Desde su sitio pudo ver a Quetzalli a lo lejos, sentada en el pórtico, llorando por sentir que no recibiría el apoyo de Tláloc. Había gastado el poco dinero que tenía para ir hasta San Andrés, con la esperanza de que le ayudaran. No tenía a dónde ir y el miedo de quedarse totalmente sola le abrumó. Marina Atzín se sentó al lado de ella, ofreciéndole un pañuelo de tela para que secara sus lágrimas. La humana lo aceptó, sintiendo que estaba a punto de colapsar. Marina Atzín hizo lo mismo que su madre hacía con ella cuando era pequeña, y le acarició el cabello a la humana mientras hacía ruidos con la boca, como callando a un bebé para que dejara de llorar.
Tláloc las interrumpió, plantándose frente a ambas.
—¿Cuál es tu nombre?—preguntó él.
—Quetzalli—se secó ella las lágrimas.
—Así que tu madre no piensa que seas Xipe Totec, ese nombre delata las intenciones de tu desquiciada progenitora. Te puedes quedar, sólo porque tu madre fue mala haciendo su trabajo cuando vivió con nosotros. Pero ni una palabra de esas tonterías. No vas a ofender al señor Quetzalcóatl diciendo que eres él. Mírate nada más, chillando por no tener un techo para dormir, ¿es ese el dios que descendió al Mictlán para buscar los huesos con los que crearía a la humanidad? Ni una palabra más de esos desvaríos de Citlalli. Vivir aquí no será gratis, vas a trabajar para mí y para los demás dioses. Nos vas a servir y adorar, para que sepas tu lugar. Tú y yo no somos iguales, así que quiero que eso te quede bien claro.

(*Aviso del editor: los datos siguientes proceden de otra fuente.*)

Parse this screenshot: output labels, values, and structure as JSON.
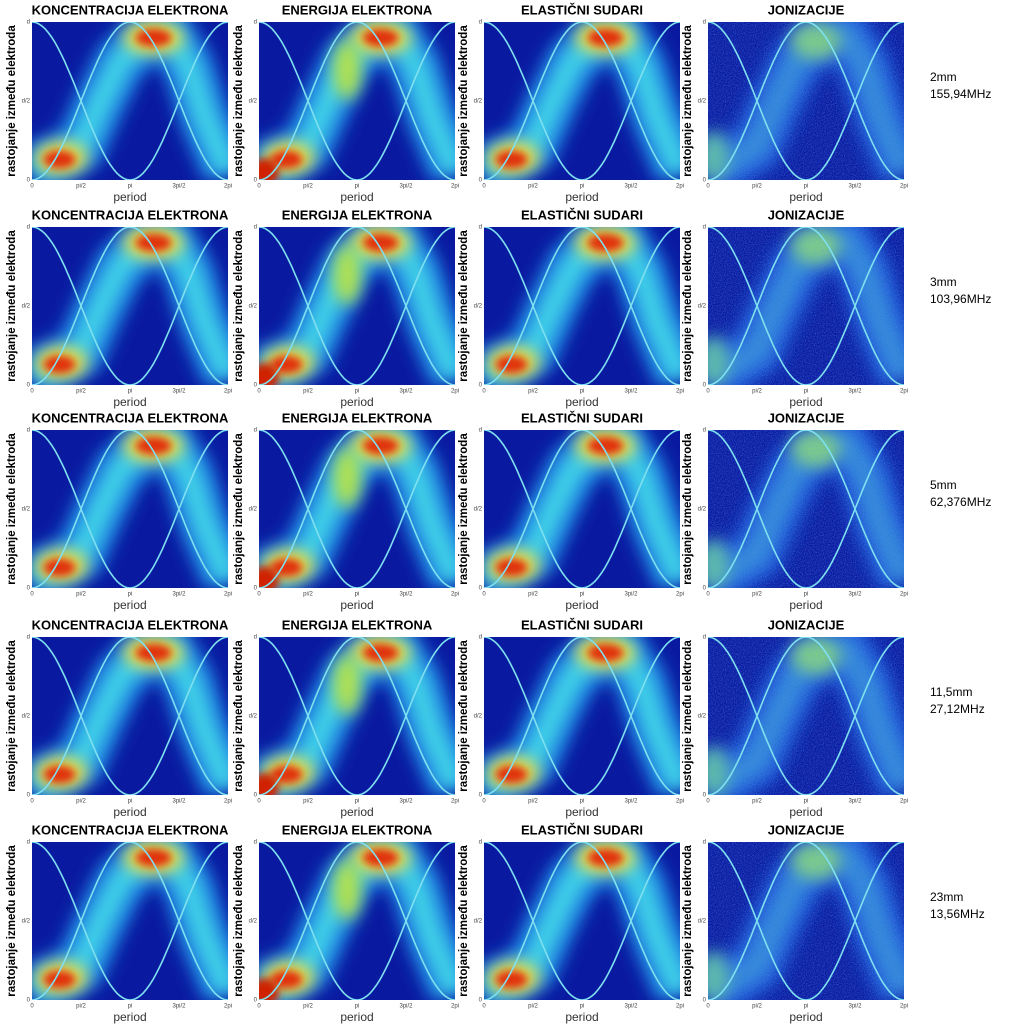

Quetzalli intentó demostrar su lealtad al dios, cuando su mano sintió un clavo suelto que descansaba sobre el suelo. Lo tomó con una mano, se pinchó el dedo con la punta del objeto y se puso de pie. Después tomó la mano de Tláloc y con la punta roja de su dedo dibujó una línea de sangre sobre la palma del Señor de la Lluvia.
—Este es mi primer sacrificio para usted—dijo Quetzalli—haré lo que me pida.

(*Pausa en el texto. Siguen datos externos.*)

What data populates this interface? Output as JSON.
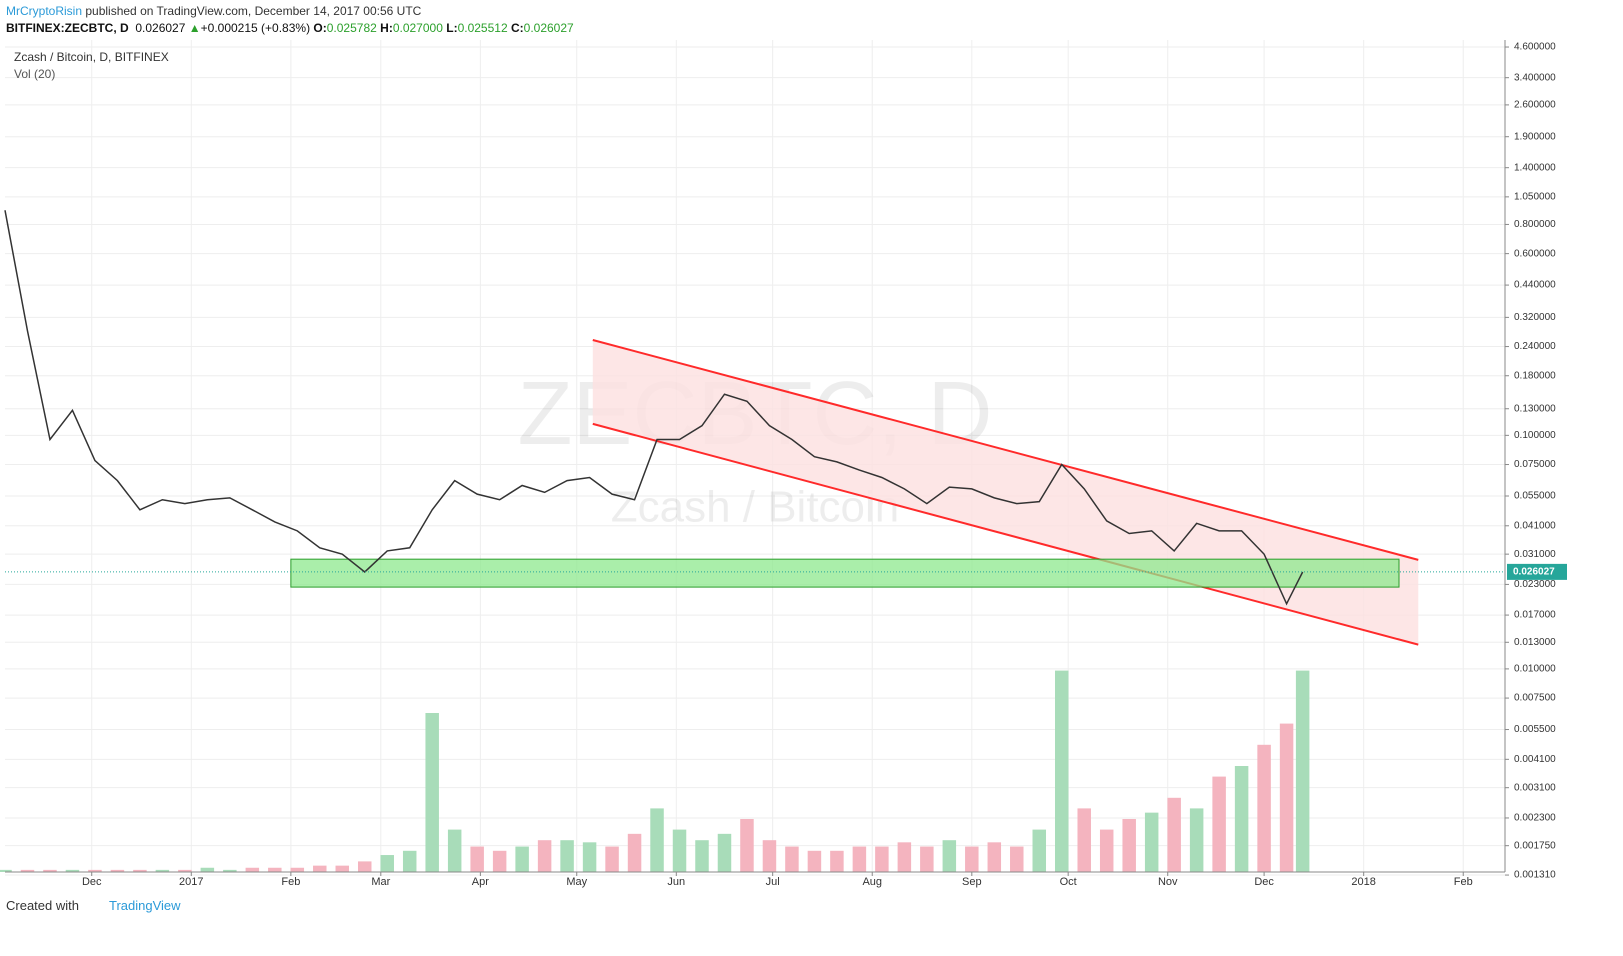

—Bien—dijo Tláloc, dándole la espalda para dejarla a solas con Marina Atzín—una gota de sangre por una gota de lluvia. Esa es la regla primordial y pareces conocerla. Marina, por favor muéstrale la cabaña que nadie usa, no quiero que viva importunando a los demás. Lleva tus cosas allí, te prestaré una hamaca ya que no hay cama en ese lugar. Mañana a primera hora de la mañana iré por ti para encargarte tu primera tarea. Bienvenida a Casa Tláloc.